According to Nikki Tyrer, customer relationship management lead at Accenture South Africa, “the inability of marketers to successfully plan and implement programmes is a significant obstacle”.

Accenture's High Performance Business Research shows operationally excellent marketers appear to have three distinctive capabilities that allow them to lead their industry in growth and value creation:

  • Flexibility: ability to move marketing resources across brands, geographies, and markets to pursue opportunities of greatest value.
  • Speed: ability to move from idea conception to in-field execution rapidly and the ability to revise in-field campaign to maximise effectiveness.
  • Throughput: ability to accomplish more marketing to support expanding numbers of customers segments and products.

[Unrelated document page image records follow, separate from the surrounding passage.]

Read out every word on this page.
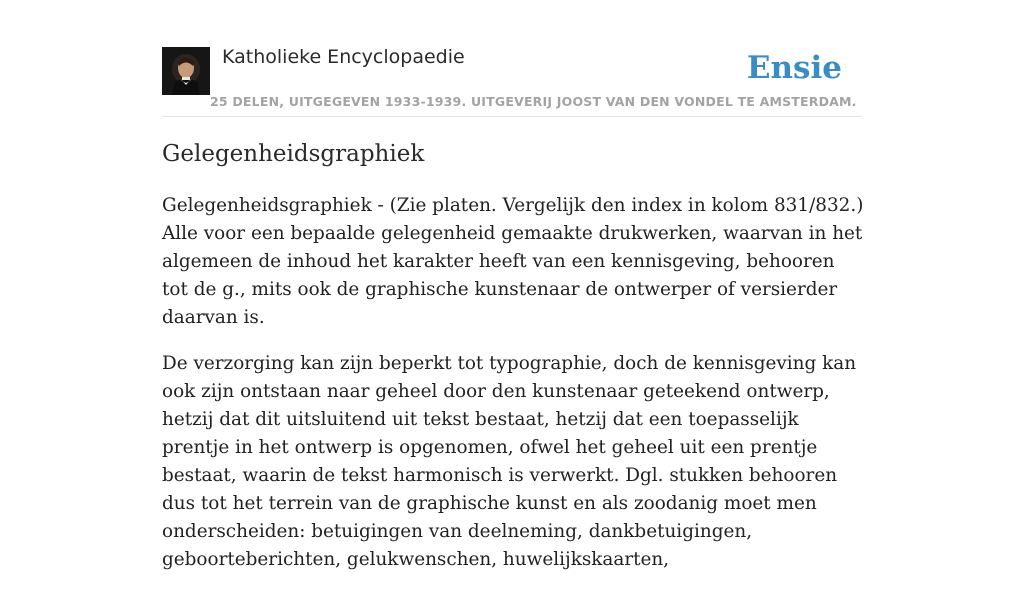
Katholieke Encyclopaedie
25 DELEN, UITGEGEVEN 1933-1939. UITGEVERIJ JOOST VAN DEN VONDEL TE AMSTERDAM.
Ensie
Gelegenheidsgraphiek

Gelegenheidsgraphiek - (Zie platen. Vergelijk den index in kolom 831/832.) Alle voor een bepaalde gelegenheid gemaakte drukwerken, waarvan in het algemeen de inhoud het karakter heeft van een kennisgeving, behooren tot de g., mits ook de graphische kunstenaar de ontwerper of versierder daarvan is.

De verzorging kan zijn beperkt tot typographie, doch de kennisgeving kan ook zijn ontstaan naar geheel door den kunstenaar geteekend ontwerp, hetzij dat dit uitsluitend uit tekst bestaat, hetzij dat een toepasselijk prentje in het ontwerp is opgenomen, ofwel het geheel uit een prentje bestaat, waarin de tekst harmonisch is verwerkt. Dgl. stukken behooren dus tot het terrein van de graphische kunst en als zoodanig moet men onderscheiden: betuigingen van deelneming, dankbetuigingen, geboorteberichten, gelukwenschen, huwelijkskaarten,
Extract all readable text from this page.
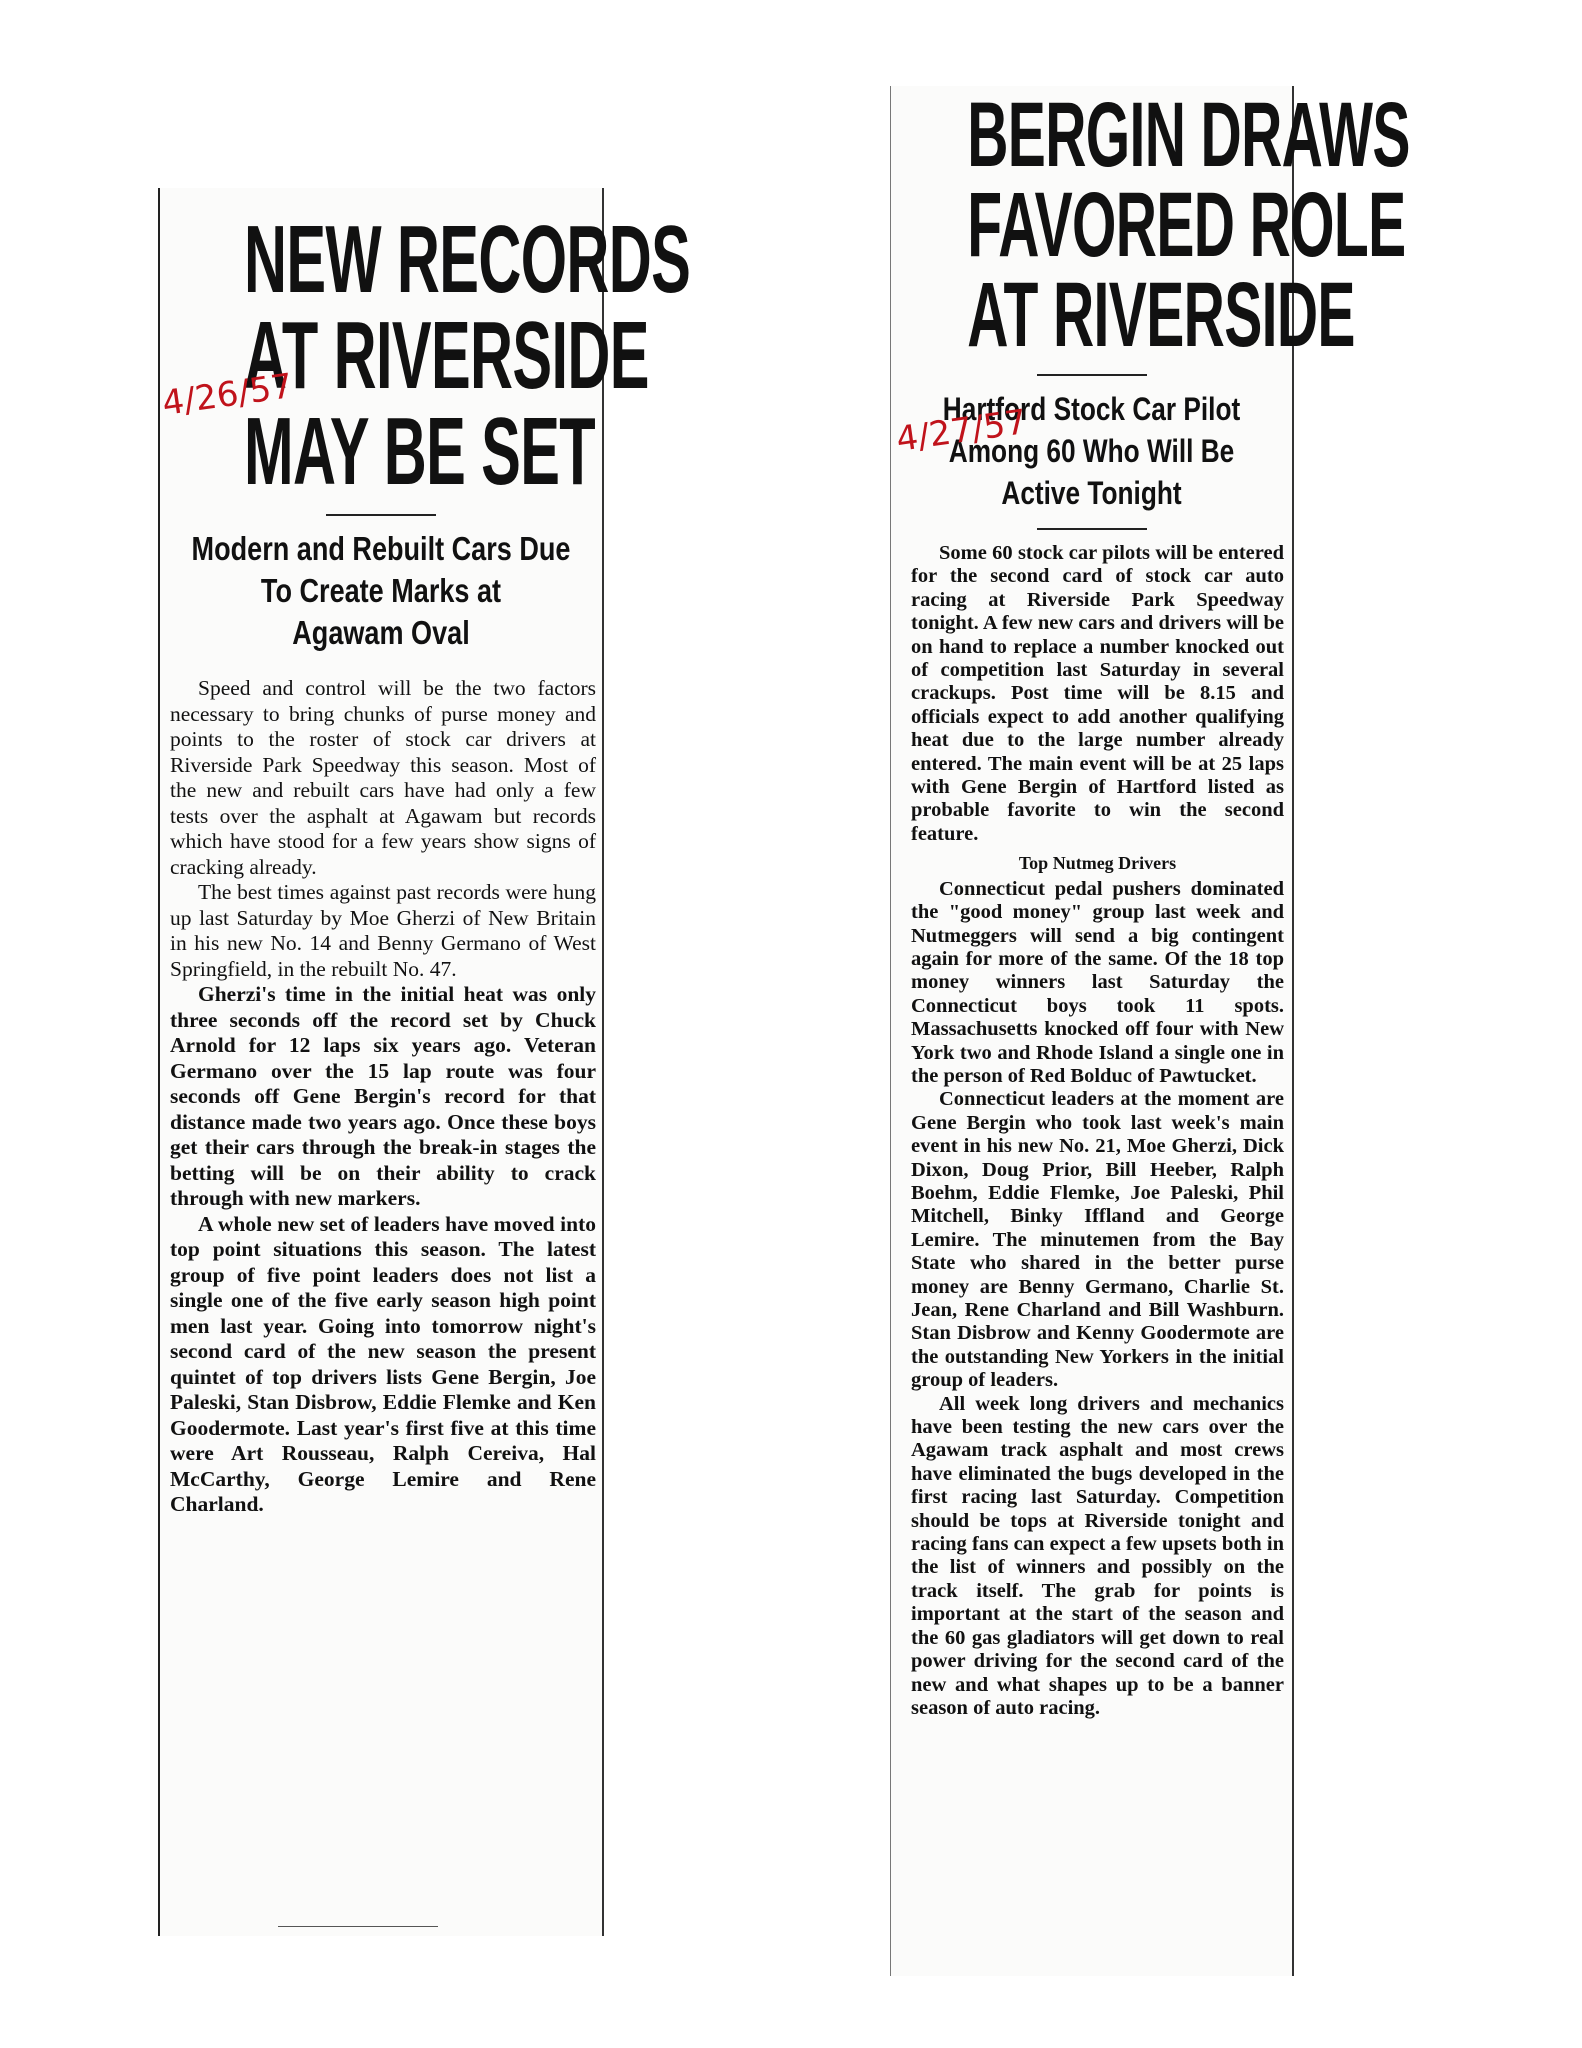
NEW RECORDS
AT RIVERSIDE
MAY BE SET
Modern and Rebuilt Cars Due
To Create Marks at
Agawam Oval

Speed and control will be the two factors necessary to bring chunks of purse money and points to the roster of stock car drivers at Riverside Park Speedway this season. Most of the new and rebuilt cars have had only a few tests over the asphalt at Agawam but records which have stood for a few years show signs of cracking already.

The best times against past records were hung up last Saturday by Moe Gherzi of New Britain in his new No. 14 and Benny Germano of West Springfield, in the rebuilt No. 47.

Gherzi's time in the initial heat was only three seconds off the record set by Chuck Arnold for 12 laps six years ago. Veteran Germano over the 15 lap route was four seconds off Gene Bergin's record for that distance made two years ago. Once these boys get their cars through the break-in stages the betting will be on their ability to crack through with new markers.

A whole new set of leaders have moved into top point situations this season. The latest group of five point leaders does not list a single one of the five early season high point men last year. Going into tomorrow night's second card of the new season the present quintet of top drivers lists Gene Bergin, Joe Paleski, Stan Disbrow, Eddie Flemke and Ken Goodermote. Last year's first five at this time were Art Rousseau, Ralph Cereiva, Hal McCarthy, George Lemire and Rene Charland.

4/26/57
BERGIN DRAWS
FAVORED ROLE
AT RIVERSIDE
Hartford Stock Car Pilot
Among 60 Who Will Be
Active Tonight

Some 60 stock car pilots will be entered for the second card of stock car auto racing at Riverside Park Speedway tonight. A few new cars and drivers will be on hand to replace a number knocked out of competition last Saturday in several crackups. Post time will be 8.15 and officials expect to add another qualifying heat due to the large number already entered. The main event will be at 25 laps with Gene Bergin of Hartford listed as probable favorite to win the second feature.

Top Nutmeg Drivers

Connecticut pedal pushers dominated the "good money" group last week and Nutmeggers will send a big contingent again for more of the same. Of the 18 top money winners last Saturday the Connecticut boys took 11 spots. Massachusetts knocked off four with New York two and Rhode Island a single one in the person of Red Bolduc of Pawtucket.

Connecticut leaders at the moment are Gene Bergin who took last week's main event in his new No. 21, Moe Gherzi, Dick Dixon, Doug Prior, Bill Heeber, Ralph Boehm, Eddie Flemke, Joe Paleski, Phil Mitchell, Binky Iffland and George Lemire. The minutemen from the Bay State who shared in the better purse money are Benny Germano, Charlie St. Jean, Rene Charland and Bill Washburn. Stan Disbrow and Kenny Goodermote are the outstanding New Yorkers in the initial group of leaders.

All week long drivers and mechanics have been testing the new cars over the Agawam track asphalt and most crews have eliminated the bugs developed in the first racing last Saturday. Competition should be tops at Riverside tonight and racing fans can expect a few upsets both in the list of winners and possibly on the track itself. The grab for points is important at the start of the season and the 60 gas gladiators will get down to real power driving for the second card of the new and what shapes up to be a banner season of auto racing.

4/27/57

    “Leading companies become operationally excellent by implementing programmes that enable increased market share and brand recognition in complex and cluttered environments,” says Tyrer.

    “While vision is a key aspect of marketing strategy, the failure to create a roadmap to move from concept to implementation leaves strategy on the starting block,” adds Tyrer.

    Accenture states that high performers in this industry use four elements to ensure marketing programme development:
    1. Marketing roadmap – identifying the right visions to create value.
    2. Value architecting – modelling cost/benefit scenarios.
    3. Development plan – moving the vision through identifying the tools and initiatives needed.
    4. Change management plan – high performers have a leadership strategy to support change.

    “By-passing a roadmap will have long-term negative consequences. It is akin to building a house without an architect's plans. The vision of what you want will never be realized. While there is great value and competitive differentiation to be achieved through marketing operations, many companies will realise only a small portion of what is possible,” concludes Tyrer.